C. Estimating the Demand Curve for the Google IPO

If we knew the demand curve for Google stock, we could determine whether the IEM predicted

post-IPO market price could have been a feasible market clearing price for the IPO. While Google has

not released information about the bids in its auction, publicly available information combined with

Google’s allocation mechanism, allows us to estimate the demand curve.

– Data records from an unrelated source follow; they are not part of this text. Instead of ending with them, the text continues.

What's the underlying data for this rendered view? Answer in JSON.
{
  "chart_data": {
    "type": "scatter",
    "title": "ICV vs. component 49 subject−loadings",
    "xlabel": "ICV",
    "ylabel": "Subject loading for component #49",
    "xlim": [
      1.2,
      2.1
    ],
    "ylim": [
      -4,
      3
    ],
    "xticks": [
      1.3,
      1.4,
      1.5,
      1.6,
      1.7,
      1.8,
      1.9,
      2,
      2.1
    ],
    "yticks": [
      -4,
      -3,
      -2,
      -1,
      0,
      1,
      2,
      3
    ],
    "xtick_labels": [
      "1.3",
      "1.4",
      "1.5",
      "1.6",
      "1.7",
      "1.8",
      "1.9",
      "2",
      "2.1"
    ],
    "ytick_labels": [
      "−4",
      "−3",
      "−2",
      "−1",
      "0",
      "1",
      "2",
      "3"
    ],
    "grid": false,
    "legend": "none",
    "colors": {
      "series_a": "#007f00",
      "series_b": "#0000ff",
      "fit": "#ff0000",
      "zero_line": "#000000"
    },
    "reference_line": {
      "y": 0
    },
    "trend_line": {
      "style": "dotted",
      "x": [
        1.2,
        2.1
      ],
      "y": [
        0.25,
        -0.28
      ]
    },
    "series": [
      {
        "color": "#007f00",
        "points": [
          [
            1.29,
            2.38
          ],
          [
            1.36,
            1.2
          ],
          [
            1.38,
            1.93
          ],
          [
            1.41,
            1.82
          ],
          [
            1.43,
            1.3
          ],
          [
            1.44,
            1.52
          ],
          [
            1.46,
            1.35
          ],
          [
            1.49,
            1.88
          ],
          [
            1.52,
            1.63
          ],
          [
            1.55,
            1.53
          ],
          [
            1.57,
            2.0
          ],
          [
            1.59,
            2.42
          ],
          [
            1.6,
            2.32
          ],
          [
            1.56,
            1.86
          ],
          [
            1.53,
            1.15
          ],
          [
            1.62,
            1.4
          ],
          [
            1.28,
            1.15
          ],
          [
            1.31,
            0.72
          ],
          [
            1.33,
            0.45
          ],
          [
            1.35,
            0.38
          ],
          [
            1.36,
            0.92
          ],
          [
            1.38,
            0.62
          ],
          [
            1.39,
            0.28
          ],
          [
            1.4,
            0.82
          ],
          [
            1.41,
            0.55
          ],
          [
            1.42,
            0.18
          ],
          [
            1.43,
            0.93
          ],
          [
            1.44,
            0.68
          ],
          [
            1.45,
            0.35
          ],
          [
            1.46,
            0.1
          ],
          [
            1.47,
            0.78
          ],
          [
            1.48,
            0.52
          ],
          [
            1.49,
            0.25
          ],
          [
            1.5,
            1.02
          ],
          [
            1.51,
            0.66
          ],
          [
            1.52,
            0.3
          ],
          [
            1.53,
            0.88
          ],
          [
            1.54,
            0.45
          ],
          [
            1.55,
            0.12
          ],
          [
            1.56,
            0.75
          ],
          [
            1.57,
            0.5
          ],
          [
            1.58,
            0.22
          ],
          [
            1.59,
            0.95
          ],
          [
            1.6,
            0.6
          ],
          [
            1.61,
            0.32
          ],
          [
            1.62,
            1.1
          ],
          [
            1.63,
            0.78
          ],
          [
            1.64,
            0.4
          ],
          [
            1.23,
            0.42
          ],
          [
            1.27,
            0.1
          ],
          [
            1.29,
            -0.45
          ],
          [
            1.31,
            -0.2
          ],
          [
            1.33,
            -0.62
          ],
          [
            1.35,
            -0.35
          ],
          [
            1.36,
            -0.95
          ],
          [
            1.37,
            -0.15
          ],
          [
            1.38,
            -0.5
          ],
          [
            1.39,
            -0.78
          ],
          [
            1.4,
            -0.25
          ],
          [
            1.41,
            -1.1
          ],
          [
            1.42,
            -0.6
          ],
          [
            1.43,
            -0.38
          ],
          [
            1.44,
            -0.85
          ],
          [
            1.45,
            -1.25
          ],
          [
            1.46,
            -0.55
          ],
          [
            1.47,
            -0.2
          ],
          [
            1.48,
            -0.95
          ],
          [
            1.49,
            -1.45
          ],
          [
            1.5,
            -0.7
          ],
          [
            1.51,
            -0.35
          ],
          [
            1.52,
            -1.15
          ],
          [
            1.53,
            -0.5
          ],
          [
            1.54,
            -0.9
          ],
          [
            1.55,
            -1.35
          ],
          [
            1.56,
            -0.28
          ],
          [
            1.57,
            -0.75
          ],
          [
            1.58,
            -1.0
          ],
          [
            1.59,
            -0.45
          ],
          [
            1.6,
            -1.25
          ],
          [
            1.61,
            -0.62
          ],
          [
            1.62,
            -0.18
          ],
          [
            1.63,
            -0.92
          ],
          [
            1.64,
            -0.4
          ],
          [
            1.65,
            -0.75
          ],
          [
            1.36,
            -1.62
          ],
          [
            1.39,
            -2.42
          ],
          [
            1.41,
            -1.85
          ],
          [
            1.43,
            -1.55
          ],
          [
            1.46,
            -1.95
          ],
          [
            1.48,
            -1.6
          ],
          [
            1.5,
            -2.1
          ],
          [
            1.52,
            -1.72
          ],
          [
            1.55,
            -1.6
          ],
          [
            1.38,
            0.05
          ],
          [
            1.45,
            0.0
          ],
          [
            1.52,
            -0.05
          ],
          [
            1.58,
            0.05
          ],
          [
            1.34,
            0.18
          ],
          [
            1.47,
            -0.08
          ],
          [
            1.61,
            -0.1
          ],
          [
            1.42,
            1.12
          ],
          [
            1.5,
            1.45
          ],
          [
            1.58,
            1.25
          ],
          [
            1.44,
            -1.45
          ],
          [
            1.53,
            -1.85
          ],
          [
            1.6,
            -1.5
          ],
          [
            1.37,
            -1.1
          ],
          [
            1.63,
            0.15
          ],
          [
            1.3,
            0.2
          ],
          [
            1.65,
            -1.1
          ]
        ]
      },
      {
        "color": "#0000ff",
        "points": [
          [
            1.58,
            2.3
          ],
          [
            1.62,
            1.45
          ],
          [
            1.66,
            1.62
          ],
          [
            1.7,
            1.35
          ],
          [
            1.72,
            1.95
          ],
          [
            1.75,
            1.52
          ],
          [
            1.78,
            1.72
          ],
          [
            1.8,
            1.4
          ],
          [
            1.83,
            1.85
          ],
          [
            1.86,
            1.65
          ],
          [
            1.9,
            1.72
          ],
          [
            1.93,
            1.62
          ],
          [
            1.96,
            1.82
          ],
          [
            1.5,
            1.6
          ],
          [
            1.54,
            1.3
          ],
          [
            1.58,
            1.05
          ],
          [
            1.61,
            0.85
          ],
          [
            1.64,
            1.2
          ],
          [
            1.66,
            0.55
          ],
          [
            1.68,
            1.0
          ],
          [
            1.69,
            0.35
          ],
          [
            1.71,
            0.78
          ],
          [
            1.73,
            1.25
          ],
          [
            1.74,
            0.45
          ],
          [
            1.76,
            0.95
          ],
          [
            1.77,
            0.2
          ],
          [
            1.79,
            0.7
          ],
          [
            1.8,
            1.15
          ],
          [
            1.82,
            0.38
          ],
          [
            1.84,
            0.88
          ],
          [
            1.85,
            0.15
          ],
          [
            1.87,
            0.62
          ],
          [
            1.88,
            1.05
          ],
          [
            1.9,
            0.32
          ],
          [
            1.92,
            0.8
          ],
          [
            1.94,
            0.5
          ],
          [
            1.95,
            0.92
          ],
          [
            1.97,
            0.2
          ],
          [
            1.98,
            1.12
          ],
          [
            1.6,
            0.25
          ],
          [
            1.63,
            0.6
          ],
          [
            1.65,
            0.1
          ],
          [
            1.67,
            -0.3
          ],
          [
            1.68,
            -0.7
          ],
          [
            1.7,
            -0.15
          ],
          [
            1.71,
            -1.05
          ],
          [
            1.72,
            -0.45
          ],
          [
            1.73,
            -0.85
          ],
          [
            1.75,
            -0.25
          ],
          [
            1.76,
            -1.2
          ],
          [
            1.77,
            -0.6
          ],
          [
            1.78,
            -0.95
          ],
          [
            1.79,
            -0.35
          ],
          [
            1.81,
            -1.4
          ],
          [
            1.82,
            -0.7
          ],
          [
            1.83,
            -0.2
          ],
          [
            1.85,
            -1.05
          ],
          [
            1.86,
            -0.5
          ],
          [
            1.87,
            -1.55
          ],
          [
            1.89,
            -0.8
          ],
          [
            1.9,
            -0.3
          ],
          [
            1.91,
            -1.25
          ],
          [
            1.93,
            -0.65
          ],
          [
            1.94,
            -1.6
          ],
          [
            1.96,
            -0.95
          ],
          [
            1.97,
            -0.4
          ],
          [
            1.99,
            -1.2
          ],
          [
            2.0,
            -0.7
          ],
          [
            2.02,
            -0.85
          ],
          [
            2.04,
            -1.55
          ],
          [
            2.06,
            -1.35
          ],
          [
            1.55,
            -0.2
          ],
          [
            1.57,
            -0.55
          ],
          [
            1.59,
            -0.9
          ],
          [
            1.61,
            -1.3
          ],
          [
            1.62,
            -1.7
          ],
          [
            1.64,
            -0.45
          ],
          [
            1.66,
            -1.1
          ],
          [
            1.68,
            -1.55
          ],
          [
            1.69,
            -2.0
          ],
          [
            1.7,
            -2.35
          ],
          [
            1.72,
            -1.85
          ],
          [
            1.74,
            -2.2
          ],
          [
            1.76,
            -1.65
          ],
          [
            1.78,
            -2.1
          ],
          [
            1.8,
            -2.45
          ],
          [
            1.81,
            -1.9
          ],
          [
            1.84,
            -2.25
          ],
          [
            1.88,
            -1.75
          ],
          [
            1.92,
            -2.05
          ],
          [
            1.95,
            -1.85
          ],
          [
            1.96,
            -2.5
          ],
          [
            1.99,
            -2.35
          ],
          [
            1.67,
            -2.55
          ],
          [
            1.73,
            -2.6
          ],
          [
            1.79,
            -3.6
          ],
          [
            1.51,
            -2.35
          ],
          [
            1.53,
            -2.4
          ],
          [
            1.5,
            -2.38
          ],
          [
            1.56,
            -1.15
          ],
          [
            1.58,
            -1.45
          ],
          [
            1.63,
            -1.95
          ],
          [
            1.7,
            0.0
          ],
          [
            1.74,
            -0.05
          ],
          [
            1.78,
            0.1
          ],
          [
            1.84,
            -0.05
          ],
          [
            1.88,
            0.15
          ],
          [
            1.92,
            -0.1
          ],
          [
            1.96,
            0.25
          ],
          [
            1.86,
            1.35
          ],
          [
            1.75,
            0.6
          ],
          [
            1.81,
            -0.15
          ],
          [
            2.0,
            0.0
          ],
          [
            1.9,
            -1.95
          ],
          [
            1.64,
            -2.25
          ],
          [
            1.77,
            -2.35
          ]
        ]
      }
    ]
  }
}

It seems likely that the IPO price was set below the market clearing price. Page 40 of the

amended S-1 filing on August 13, 2004 (the day the auction began) states, “If the initial public offering

price is equal to the auction clearing price, all successful bidders will be offered share allocations that are

equal or nearly equal to the number of shares represented by their successful bids” (italics added). If

Google set the price lower than the auction market clearing price, it stated that it would ration shares

using one of two mechanisms (pro rata or maximum share allocation) with a goal of allocating to

successful bidders at least 80% of their quantities bid. While it is possible that there was a highly elastic

demand at or very near the market clearing price that necessitated rationing, it is clear that Google

expected little rationing at the market clearing price and that significant rationing would indicate pricing

below the auction market clearing price.26


One might also argue that the $85 price resulted from tacit or explicit collusion among large investors to lower the price below true value in a Wilson (1979) style share auction equilibrium. However, free entry breaks this equilibrium. Further, supposing it did occur, this outcome would not change the implications for theory developed here because it would not change the evidence on the distribution of information, the lack of discretionary allocations of shares and the inability to pre-commit to underpricing. However, it would mean that underpricing was unavoidable given Google’s auction mechanism.